Als alles raus war, fühlte sie sich leichter und griff nach einer Waffel, die sie gierig hinunterschlang und dazu trank sie den guten Tee. Manfred sagte zu ihr: "Ich habe eine Idee! Weiß Deine Mutter, dass Du bei uns bist?" "Ja", sagte Tinchen, "ich muss auch bald gehen, sonst wird sie böse!" Manfred grinste zu seinem Sohn und sagte: "Genau das

machst Du nicht! Du gehst mit Nico noch ein wenig in sein Zimmer und da könnt ihr noch ein wenig spielen, morgen ist sowieso keine Schule und wir warten bis Deine Mutter kommt um Dich zu holen. Alles weitere überlasse einfach mal mir.
Es dauerte nicht sehr lange, da klingelte es auch schon und Tinchen hörte in Nico's Zimmer, die Stimme ihrer Mutter, die sehr aufgeregt klang. Doch nach über einer halben Stunde standen Manfred und ihre Mutter in der Tür von Nico's Zimmer.

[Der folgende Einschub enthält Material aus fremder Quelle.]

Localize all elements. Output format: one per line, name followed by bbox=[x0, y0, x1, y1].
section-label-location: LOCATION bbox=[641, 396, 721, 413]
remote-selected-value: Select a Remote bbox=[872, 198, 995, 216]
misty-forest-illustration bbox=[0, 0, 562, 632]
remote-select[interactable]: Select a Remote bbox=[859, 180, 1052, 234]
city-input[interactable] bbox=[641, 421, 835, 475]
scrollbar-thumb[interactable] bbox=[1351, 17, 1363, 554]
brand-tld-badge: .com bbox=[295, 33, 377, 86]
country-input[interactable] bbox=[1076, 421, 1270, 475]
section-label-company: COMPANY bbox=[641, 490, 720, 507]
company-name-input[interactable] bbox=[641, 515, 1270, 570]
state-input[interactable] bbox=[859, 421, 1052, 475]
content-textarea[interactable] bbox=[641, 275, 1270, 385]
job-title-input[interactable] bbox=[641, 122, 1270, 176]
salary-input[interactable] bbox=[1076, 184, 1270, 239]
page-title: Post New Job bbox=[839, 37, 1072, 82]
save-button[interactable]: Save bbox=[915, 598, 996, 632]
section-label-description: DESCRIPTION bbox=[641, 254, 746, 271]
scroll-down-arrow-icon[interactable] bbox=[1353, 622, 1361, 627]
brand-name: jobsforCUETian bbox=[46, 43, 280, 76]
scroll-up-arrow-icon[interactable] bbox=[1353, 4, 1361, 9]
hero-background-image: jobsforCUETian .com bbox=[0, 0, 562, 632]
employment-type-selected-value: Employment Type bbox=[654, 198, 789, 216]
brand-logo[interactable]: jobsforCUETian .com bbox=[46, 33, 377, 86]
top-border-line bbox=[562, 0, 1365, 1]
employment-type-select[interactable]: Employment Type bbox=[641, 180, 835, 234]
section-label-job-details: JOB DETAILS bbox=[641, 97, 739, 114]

Sie schaute zwar noch etwas grimmig, doch sie schaute anders als sonst, fiel Tinchen auf. Nico's Vater sagte: "Wir haben eine Überraschung für euch beide!" Nico und Tinchen schauten sich an und Nico fragte: "Was denn für eine Überraschung? Morgen ist doch erst "Heilig Abend".
Dann lächelte Tinchens Mutter. Ein ungewohnter Anblick für Tinchen, sie hatte ihre Mutter seit langer Zeit nicht mehr lächeln gesehen. Tinchen sagte: "Mam was ist denn? Was für eine Überraschung ist das denn?"
Ihre Mutter rang nach Worten, die plötzlich in einer Flut Tränen versiegten. Doch dann nahm sie all ihre Kraft zusammen und sagte: Tinchen, Dein Bruder, Du und ich werden morgen hier im Haus von Manfred und Nico, seit langer Zeit wieder einmal richtig Weihnachten feiern. Ich hatte eine lange Unterhaltung mit Nico's Vater und er hat mich überzeugt, dass ich mich einfach überwinden muss und lernen zu vergessen.


Es wurde ein wunderschöner "Heilig Abend" für alle. Sie feierte sehr ruhig und nachdenklich, doch es war für alle einer der schönsten Tage in ihrem Leben.